In high school, she played softball, so had some familiarity with the game and learned more about Aaron’s baseball career when she applied for the scholarship.
Aaron, a Hall of Fame player who began and ended his legendary baseball career in Milwaukee, had numerous ties to the city and to Wisconsin. He started his minor league career in Eau Claire, and went on to play for the Milwaukee/Atlanta Braves for 21 years, including for the 1957 Milwaukee Braves world championship team. (The franchise moved to Atlanta in 1966.) He returned from Atlanta to play for the Milwaukee Brewers for two years to wind up his career.

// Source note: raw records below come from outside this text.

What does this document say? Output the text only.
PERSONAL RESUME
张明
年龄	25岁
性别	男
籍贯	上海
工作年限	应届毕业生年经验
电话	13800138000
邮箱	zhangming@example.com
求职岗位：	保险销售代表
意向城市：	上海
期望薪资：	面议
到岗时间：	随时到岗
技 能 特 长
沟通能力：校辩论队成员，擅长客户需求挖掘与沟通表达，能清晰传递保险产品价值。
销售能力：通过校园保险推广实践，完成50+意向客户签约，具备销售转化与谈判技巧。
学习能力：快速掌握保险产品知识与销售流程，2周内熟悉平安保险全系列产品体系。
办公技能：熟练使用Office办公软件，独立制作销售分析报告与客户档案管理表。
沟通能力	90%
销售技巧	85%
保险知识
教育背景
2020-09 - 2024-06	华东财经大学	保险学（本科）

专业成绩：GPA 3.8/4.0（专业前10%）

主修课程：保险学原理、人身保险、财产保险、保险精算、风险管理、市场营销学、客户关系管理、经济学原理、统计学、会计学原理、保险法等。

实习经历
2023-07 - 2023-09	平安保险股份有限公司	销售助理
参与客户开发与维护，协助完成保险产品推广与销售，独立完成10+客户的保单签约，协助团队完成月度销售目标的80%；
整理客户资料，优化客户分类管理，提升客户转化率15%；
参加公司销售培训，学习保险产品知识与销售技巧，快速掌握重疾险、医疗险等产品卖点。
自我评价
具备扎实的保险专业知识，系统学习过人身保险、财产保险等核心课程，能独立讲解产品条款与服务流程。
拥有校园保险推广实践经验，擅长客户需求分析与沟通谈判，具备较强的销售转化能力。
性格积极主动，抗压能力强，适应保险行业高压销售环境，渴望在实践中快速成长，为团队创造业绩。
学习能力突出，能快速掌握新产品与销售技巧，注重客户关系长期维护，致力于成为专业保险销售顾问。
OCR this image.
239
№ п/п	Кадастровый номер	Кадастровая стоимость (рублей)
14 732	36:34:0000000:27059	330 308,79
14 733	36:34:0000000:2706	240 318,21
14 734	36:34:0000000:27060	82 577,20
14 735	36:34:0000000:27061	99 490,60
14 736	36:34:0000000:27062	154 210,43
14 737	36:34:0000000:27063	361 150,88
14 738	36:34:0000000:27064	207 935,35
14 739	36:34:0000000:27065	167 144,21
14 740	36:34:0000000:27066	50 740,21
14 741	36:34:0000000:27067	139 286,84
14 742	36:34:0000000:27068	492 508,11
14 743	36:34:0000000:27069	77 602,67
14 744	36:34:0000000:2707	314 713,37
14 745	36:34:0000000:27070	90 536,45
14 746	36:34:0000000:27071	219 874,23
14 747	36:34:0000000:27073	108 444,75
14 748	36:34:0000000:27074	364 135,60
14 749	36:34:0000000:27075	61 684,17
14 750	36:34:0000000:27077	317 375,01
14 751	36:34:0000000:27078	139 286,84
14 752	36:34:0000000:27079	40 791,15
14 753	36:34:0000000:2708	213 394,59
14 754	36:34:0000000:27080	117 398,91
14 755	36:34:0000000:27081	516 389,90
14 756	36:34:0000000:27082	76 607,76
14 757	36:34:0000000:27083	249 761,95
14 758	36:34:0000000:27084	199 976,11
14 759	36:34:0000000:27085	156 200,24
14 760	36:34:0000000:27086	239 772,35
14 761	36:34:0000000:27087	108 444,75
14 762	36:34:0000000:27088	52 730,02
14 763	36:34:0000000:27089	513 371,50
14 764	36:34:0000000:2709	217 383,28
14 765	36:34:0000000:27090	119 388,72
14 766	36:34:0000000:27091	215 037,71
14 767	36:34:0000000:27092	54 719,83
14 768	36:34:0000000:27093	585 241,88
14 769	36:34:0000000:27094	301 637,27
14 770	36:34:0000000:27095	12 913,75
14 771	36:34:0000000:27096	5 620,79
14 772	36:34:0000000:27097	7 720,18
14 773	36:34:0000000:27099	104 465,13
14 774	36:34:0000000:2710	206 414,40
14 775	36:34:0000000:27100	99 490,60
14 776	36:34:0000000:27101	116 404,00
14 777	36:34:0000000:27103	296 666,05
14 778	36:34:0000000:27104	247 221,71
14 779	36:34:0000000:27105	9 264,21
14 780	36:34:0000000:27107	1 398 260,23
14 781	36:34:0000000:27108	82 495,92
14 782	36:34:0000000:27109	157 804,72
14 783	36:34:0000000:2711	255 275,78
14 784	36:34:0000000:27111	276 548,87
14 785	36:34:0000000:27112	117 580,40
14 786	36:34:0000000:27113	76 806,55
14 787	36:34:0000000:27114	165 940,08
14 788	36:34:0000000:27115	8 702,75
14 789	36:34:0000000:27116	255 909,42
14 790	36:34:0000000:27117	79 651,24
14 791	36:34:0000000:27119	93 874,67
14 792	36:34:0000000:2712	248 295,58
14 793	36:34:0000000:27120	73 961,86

Brema is the second student at UWM to receive the four-year renewable scholarship.
‘Great and wonderful human being’
At his funeral in January, Aaron was honored for his contributions on and off the baseball diamond.
“In my humble opinion, he was no doubt the greatest player of our generation, but, more important, he was a great and wonderful human being,” Bud Selig, former baseball commissioner and owner of the Brewers and a longtime friend of Aaron’s, said at a memorial service. “Neither fame nor fortune changed his extraordinary kindness and empathy, which led to his greatness off the field. His impact not only in baseball but all of America will never be forgotten.”
The scholarships, which have supported more than 100 students across the country since 2010, will continue.
“I’m glad I had the chance to meet him in person,” Brema said. “I don’t have any debt because of him and the scholarship. He was just a blessing. That’s all I can say.”